Major T.H.GREENALL, South Lancashire Regiment (H 20) died on active service on 12th February 1942, aged 39, at Ryhope, Sunderland. He is buried in St Wilfrid’s churchyard, Grappenhall, Cheshire – north-east part, grave N.1.
Captain G.D.KEMP-WELCH, Grenadier Guards (H 25) - a son-in-law of the Rt Hon Stanley Baldwin, MP, he was killed on 18th June 1944, aged 36, when the Guards Chapel in London was hit by a flying bomb. He is buried in St Peter’s churchyard, Astley, Worcs - second extension, south-east corner.
Pilot Officer B.J.LEADER, RAFVR (G 32) joined up in 1941 and trained as a pilot. He was killed on 4.8.42, aged 28, in the crash of a Turbinlite Havoc south of RAF Tangmere, Sussex. He is buried in St Michael’s churchyard, Bude Haven, Cornwall, south-west of the church.
Leading Aircraftman A.S.LOVETT, RAFVR (R 42) was killed in an aircraft accident at Roosevelt Lake on 17th December 1943, aged 19, while training at Falcon Field, Arizona. He is buried in Mesa City Cemetery, Arizona – lot 3, block 528, grave 8.
Sergeant Pilot J.A.E.SHARP, RAF (G 38), was killed aged 22 on 28th March 1942 in an accident in a Master aircraft at Acklington, Northumberland. He is buried in St Margaret’s Church cemetery, Burnham Norton, Norfolk.

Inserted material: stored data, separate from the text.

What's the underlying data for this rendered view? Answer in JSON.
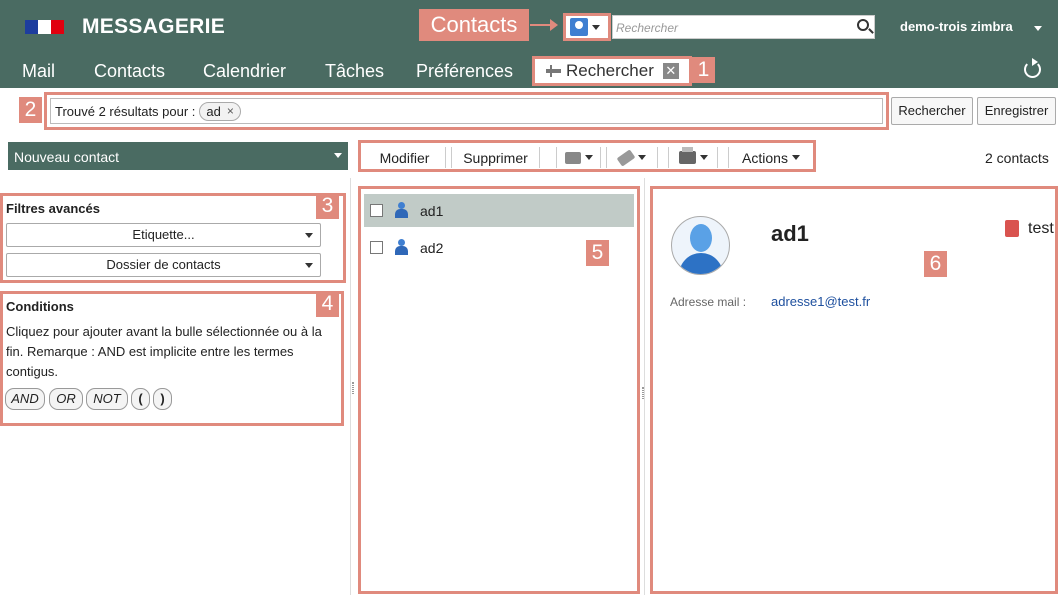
{
  "header": {
    "app_title": "MESSAGERIE",
    "search_placeholder": "Rechercher",
    "user": "demo-trois zimbra",
    "callout_label": "Contacts"
  },
  "tabs": [
    "Mail",
    "Contacts",
    "Calendrier",
    "Tâches",
    "Préférences"
  ],
  "active_tab": {
    "label": "Rechercher",
    "close": "✕"
  },
  "badges": [
    "1",
    "2",
    "3",
    "4",
    "5",
    "6"
  ],
  "query": {
    "label": "Trouvé 2 résultats pour :",
    "term": "ad",
    "remove": "×",
    "search_button": "Rechercher",
    "save_button": "Enregistrer"
  },
  "new_contact": "Nouveau contact",
  "toolbar": {
    "edit": "Modifier",
    "delete": "Supprimer",
    "actions": "Actions"
  },
  "count": "2 contacts",
  "filters": {
    "title": "Filtres avancés",
    "tag": "Etiquette...",
    "folder": "Dossier de contacts"
  },
  "conditions": {
    "title": "Conditions",
    "text": "Cliquez pour ajouter avant la bulle sélectionnée ou à la fin. Remarque : AND est implicite entre les termes contigus.",
    "ops": [
      "AND",
      "OR",
      "NOT",
      "(",
      ")"
    ]
  },
  "contacts": [
    {
      "name": "ad1",
      "selected": true
    },
    {
      "name": "ad2",
      "selected": false
    }
  ],
  "detail": {
    "name": "ad1",
    "book": "test",
    "email_label": "Adresse mail :",
    "email": "adresse1@test.fr"
  },
  "colors": {
    "header_bg": "#4a6b62",
    "annotation": "#e08a7d",
    "selected_row": "#c1cbc7",
    "link": "#1d4f9e"
  }
}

Also commemorated on his headstone is his brother, Navigating Officer J.P.L.SHARP, DFC (G 1941) of the Lancashire Aircraft Corporation, killed aged 26 on 21st March 1949 when Halifax C-8 G-AJZZ crashed near RAF Schleswigland, Germany, during the Berlin Airlift.

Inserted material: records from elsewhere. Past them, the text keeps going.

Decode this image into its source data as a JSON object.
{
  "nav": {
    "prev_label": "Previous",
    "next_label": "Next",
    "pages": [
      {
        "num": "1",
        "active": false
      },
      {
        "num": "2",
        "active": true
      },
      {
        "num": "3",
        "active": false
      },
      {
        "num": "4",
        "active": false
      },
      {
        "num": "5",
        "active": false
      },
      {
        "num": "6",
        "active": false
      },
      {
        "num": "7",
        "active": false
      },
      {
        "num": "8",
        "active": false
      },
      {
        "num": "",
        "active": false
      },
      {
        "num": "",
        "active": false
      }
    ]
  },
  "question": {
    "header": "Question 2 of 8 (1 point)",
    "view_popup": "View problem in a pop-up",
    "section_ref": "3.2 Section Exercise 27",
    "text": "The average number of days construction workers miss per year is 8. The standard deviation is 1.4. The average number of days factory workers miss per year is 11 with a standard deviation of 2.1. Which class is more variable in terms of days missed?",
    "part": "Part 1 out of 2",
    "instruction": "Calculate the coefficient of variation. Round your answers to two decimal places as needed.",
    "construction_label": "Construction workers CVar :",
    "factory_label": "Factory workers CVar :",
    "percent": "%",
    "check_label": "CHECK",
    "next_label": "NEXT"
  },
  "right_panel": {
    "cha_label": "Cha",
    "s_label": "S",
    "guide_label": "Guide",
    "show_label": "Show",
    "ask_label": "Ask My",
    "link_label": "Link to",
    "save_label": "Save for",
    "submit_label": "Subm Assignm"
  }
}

Pilot Officer T.N.SMYTH, RAF (W 38) – a pilot of 26 Squadron, he died on 27th August 1940, aged 19, of injuries sustained in the crash of Lysander N1267 at Nettlestead. He is buried in St Benedict’s churchyard, Wombourne, Staffs – north-east corner, grave 2032.
There have also been attempts, so far unsuccessful, to trace the graves of the following Old Carthusians:
Lieutenant B.S.PHIPPS (R,L 40), 2nd Bn Fife & Forfar Yeomanry, Royal Armoured Corps. Having served in Europe since D-Day, he was killed on 27th July 1945, aged 21, in a road accident while returning from manoeuvres in Suffolk. He is recorded as buried in the south-east corner of St George’s churchyard, Kidderminster, where his parents’ grave is also located.

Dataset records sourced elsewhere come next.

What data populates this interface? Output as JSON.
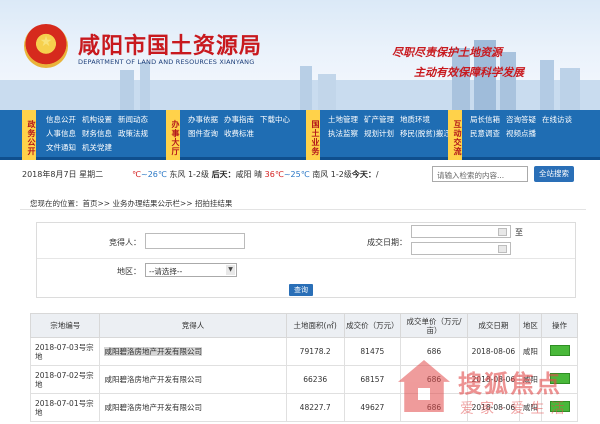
{
  "header": {
    "title": "咸阳市国土资源局",
    "subtitle": "DEPARTMENT OF LAND AND RESOURCES XIANYANG",
    "slogan_line1": "尽职尽责保护土地资源",
    "slogan_line2": "主动有效保障科学发展"
  },
  "nav": {
    "groups": [
      {
        "tag": "政务公开",
        "links": [
          "信息公开",
          "机构设置",
          "新闻动态",
          "人事信息",
          "财务信息",
          "政策法规",
          "文件通知",
          "机关党建"
        ]
      },
      {
        "tag": "办事大厅",
        "links": [
          "办事依据",
          "办事指南",
          "下载中心",
          "图件查询",
          "收费标准"
        ]
      },
      {
        "tag": "国土业务",
        "links": [
          "土地管理",
          "矿产管理",
          "地质环境",
          "执法监察",
          "规划计划",
          "移民(脱贫)搬迁"
        ]
      },
      {
        "tag": "互动交流",
        "links": [
          "局长信箱",
          "咨询答疑",
          "在线访谈",
          "民意调查",
          "视频点播"
        ]
      }
    ]
  },
  "weather": {
    "date": "2018年8月7日",
    "weekday": "星期二",
    "today_temp_low": "℃",
    "today_temp_high": "26℃",
    "today_wind": "东风 1-2级",
    "label_after": "后天：",
    "city": "咸阳",
    "condition": "晴",
    "after_high": "36℃",
    "after_low": "25℃",
    "after_wind": "南风 1-2级",
    "label_today": "今天：",
    "today_tail": "/"
  },
  "search": {
    "placeholder": "请输入检索的内容...",
    "button": "全站搜索"
  },
  "breadcrumb": "您现在的位置：首页>> 业务办理结果公示栏>> 招拍挂结果",
  "form": {
    "winner_label": "竞得人：",
    "date_label": "成交日期：",
    "to_label": "至",
    "region_label": "地区：",
    "region_value": "--请选择--",
    "query_button": "查询"
  },
  "table": {
    "headers": [
      "宗地编号",
      "竞得人",
      "土地面积(㎡)",
      "成交价（万元）",
      "成交单价（万元/亩）",
      "成交日期",
      "地区",
      "操作"
    ],
    "rows": [
      {
        "id": "2018-07-03号宗地",
        "winner": "咸阳碧洛房地产开发有限公司",
        "area": "79178.2",
        "price": "81475",
        "unit_price": "686",
        "date": "2018-08-06",
        "region": "咸阳"
      },
      {
        "id": "2018-07-02号宗地",
        "winner": "咸阳碧洛房地产开发有限公司",
        "area": "66236",
        "price": "68157",
        "unit_price": "686",
        "date": "2018-08-06",
        "region": "咸阳"
      },
      {
        "id": "2018-07-01号宗地",
        "winner": "咸阳碧洛房地产开发有限公司",
        "area": "48227.7",
        "price": "49627",
        "unit_price": "686",
        "date": "2018-08-06",
        "region": "咸阳"
      }
    ]
  },
  "watermark": {
    "brand": "搜狐焦点",
    "tagline": "爱家·爱生活"
  }
}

Lieutenant J.A.ROBERTSON, Royal Observer Corps (R 21), killed at Lowestoft by enemy action on 13th January 1942, aged 39.
C K Wheeler
Charterhouse Roll of Honour
Over 1,000 Old Carthusians died in the two World Wars and are commemorated in Memorial Chapel. With the Headmaster's approval, their names are currently in the process of being entered on the national 'Roll of Honour' website.